In other words, there is no way the cognitivists can win here. The best they can do is confuse and muddy the debate by writing papers like this that are short on hard scientific reasoning, bring up a bad argument, and then end it off with an audacious and outrageous title like "the Demise of the Synapse...".

It's important to emphasize that the issue here is not that he is arguing for single neuron computation versus network computation, nor for oscillations being important or not for coding. He is inherently coming from a perspective that is hostile to all such considerations, that simply want to sweep all of that under the rug, and say that they are "unimportant implementational details", i.e., that neuroscience is wasting its time and that we should go back to the "good old days" of cognitivist thinking. This is personally very objectionable to me.
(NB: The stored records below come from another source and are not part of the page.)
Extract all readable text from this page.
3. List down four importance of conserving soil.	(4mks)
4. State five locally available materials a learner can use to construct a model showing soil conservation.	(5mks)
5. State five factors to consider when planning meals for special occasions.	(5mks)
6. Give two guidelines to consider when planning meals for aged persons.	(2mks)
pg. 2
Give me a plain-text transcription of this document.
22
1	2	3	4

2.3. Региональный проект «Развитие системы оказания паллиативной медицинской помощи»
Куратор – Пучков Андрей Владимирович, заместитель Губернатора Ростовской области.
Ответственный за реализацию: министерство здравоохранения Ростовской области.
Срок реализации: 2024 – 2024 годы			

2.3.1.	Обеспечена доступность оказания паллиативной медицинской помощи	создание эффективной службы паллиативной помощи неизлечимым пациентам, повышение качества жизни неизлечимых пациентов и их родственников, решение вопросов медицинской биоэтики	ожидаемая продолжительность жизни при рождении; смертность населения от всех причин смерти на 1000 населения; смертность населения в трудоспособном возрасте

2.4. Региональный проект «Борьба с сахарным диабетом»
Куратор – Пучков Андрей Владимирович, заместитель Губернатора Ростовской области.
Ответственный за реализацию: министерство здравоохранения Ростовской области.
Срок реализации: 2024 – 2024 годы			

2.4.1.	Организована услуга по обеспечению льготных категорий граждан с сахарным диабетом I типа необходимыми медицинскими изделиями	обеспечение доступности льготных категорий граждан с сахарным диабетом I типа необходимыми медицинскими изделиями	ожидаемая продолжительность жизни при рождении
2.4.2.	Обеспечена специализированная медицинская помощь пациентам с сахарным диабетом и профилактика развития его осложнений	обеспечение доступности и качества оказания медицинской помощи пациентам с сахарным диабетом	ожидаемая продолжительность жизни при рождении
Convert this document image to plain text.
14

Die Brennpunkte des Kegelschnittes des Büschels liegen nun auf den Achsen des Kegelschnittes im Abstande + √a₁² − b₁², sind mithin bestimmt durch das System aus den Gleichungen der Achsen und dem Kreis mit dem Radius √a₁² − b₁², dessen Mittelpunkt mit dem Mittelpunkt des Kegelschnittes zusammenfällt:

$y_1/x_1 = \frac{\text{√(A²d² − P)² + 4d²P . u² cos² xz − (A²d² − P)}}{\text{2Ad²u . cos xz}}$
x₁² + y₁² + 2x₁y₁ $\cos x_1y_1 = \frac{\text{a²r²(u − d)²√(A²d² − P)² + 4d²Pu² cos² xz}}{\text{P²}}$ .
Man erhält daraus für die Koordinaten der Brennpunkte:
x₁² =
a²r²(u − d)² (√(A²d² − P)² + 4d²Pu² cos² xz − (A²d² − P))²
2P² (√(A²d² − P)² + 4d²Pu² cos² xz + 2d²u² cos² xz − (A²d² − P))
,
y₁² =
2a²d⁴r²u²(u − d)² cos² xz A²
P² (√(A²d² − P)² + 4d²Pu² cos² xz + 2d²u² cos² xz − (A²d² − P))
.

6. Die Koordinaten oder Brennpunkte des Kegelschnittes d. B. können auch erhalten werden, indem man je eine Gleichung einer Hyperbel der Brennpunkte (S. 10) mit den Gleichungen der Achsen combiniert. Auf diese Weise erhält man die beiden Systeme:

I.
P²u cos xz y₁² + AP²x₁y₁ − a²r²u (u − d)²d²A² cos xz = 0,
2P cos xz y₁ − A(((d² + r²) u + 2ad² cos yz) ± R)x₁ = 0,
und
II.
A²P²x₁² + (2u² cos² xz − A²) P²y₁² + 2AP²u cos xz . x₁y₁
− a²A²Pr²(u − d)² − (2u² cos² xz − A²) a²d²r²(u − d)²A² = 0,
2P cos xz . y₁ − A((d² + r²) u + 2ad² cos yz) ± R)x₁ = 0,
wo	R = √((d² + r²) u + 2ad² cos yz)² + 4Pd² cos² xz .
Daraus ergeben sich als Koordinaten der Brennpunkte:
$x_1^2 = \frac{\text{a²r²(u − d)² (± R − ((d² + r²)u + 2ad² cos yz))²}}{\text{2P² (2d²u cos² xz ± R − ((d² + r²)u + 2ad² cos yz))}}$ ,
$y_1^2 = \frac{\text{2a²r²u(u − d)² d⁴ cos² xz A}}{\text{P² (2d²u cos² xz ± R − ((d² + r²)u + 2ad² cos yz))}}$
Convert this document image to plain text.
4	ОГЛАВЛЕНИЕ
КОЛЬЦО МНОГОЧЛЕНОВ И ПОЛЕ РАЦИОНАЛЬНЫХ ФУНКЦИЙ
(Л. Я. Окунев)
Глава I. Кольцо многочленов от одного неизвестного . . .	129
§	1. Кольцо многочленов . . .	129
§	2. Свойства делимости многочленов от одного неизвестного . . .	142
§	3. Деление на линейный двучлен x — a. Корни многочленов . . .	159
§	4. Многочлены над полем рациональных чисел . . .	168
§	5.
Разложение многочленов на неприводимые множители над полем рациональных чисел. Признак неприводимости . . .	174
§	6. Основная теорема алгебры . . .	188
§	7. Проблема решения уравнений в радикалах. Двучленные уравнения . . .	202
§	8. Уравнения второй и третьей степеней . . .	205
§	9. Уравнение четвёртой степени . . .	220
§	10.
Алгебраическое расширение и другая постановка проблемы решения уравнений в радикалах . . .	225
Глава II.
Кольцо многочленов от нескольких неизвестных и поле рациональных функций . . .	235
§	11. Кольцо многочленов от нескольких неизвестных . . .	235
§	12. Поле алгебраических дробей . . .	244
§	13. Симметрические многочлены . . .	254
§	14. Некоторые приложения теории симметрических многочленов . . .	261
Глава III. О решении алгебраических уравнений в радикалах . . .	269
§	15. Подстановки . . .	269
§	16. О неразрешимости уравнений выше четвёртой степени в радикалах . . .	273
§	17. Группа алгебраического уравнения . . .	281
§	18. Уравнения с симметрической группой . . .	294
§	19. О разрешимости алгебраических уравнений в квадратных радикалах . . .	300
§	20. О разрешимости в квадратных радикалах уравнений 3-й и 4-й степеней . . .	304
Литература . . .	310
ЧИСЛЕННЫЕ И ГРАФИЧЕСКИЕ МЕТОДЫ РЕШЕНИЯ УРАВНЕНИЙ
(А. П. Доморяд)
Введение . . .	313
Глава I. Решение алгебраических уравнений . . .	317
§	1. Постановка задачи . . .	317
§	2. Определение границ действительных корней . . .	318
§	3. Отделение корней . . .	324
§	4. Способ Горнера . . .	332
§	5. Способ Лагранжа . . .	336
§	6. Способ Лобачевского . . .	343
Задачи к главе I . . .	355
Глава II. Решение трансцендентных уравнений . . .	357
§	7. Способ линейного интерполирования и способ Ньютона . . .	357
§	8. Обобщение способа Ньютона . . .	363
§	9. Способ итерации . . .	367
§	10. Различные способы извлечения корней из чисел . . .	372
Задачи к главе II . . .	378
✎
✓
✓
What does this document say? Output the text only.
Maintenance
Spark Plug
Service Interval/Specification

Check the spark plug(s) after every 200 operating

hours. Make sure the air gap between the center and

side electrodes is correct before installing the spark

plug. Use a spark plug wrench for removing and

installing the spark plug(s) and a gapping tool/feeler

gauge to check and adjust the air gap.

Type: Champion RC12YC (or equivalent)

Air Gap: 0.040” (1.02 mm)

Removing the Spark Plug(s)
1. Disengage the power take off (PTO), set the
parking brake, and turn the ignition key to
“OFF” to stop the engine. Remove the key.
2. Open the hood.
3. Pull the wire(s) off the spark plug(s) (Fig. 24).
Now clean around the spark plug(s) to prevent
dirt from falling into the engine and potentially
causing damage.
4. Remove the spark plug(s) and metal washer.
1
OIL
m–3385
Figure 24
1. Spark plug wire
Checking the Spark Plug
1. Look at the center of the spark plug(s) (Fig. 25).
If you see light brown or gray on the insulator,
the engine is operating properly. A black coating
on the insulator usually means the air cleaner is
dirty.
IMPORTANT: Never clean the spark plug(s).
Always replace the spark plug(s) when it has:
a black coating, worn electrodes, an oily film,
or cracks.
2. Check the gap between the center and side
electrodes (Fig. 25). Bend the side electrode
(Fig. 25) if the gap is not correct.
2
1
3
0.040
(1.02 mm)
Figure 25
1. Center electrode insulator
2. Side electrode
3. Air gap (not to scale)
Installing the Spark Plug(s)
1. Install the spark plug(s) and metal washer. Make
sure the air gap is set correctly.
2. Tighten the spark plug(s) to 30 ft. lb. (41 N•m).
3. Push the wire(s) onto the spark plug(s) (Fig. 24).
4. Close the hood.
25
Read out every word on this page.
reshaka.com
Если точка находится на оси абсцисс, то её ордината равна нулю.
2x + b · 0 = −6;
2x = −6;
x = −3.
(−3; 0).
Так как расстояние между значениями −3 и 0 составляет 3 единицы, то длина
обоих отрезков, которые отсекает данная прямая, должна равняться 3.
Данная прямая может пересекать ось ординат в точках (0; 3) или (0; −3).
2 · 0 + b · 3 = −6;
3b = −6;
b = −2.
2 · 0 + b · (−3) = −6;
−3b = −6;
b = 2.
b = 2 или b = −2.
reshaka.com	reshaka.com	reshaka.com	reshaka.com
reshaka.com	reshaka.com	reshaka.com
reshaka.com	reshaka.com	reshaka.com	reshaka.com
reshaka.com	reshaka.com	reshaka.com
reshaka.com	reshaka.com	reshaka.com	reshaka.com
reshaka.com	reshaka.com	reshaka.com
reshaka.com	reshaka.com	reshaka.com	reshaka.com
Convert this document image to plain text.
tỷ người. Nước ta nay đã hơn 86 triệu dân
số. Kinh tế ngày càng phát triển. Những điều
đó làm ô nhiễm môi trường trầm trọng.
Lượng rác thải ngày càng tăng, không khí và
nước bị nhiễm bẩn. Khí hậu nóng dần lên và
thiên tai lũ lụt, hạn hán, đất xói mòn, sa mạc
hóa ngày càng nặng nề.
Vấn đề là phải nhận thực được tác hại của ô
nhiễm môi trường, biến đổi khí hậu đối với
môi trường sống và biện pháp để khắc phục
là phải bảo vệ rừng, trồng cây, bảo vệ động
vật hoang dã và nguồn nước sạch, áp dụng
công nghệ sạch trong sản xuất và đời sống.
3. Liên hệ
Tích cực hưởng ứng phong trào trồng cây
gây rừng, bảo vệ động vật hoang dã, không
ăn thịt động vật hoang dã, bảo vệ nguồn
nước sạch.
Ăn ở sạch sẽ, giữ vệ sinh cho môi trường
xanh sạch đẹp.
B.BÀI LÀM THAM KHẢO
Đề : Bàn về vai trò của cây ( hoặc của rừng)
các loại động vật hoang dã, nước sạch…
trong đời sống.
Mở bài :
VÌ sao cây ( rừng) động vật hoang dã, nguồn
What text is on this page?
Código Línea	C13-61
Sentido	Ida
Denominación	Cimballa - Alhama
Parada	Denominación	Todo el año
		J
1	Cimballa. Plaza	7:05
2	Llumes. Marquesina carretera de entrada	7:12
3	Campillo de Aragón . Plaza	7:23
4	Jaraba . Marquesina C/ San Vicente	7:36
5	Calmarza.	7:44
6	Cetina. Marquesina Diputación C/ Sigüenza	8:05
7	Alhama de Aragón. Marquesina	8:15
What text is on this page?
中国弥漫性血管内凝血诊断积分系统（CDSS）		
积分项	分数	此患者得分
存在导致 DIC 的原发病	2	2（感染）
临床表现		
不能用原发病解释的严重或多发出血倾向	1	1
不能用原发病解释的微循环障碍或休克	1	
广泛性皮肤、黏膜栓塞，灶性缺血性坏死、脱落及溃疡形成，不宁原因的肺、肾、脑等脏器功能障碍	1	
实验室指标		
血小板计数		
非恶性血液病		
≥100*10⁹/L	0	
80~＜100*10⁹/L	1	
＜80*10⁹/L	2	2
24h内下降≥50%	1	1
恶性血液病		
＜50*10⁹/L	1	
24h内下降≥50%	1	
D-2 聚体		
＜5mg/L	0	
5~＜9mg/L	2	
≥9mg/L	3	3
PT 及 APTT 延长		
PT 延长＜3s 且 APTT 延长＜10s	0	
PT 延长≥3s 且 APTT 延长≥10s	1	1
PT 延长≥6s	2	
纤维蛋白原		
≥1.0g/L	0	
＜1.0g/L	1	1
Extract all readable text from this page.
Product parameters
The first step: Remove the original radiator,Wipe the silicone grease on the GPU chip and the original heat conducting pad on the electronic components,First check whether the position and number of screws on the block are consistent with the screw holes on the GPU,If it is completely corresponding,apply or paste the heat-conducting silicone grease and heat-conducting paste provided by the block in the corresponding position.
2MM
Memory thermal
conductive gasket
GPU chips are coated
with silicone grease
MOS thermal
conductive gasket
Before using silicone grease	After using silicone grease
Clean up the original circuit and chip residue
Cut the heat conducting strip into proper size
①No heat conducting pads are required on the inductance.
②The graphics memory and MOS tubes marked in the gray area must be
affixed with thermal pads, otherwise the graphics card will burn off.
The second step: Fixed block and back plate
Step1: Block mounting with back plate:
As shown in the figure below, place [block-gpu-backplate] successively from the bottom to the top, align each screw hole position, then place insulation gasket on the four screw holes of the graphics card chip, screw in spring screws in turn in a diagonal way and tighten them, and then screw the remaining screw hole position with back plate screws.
I will never forget back when I was studying cognitive science, that after I started learning about neurophysiology, I would encounter situations where during the course of a debate regarding some aspect of the mind, I brought up some ideas from neuroscience as evidence, for example for the nature of memory processes. One such time a senior person, in response to this, said flatly that "we don't know anything about how the brain works" as a way to shut down any attempt of using neuroscience. In other words, I know from firsthand experience how cognitivist type people can be inherently hostile to any idea of how the brain works as being important in any way to understanding the mind, because then they lose their throne of being the ones who "truly understand" the mind. The egos here are big enough that the very suggestion that someone doing electrophysiology or computational modelling of the brain can also be said to be helping to understand the mind is deeply offensive to them, since they think the best way is their way, i.e., mainly from a philosophy of mind point of view.

It's unfortunate that this paper was published in Frontiers in Synaptic Neuroscience but, on the other hand, it's heartening to know that the approach of neuroscience in understanding the mind by teasing apart mechanisms in the brain will inexorably march on, and that these sad cognitivist voices will concomitantly continue to grow even more absurd.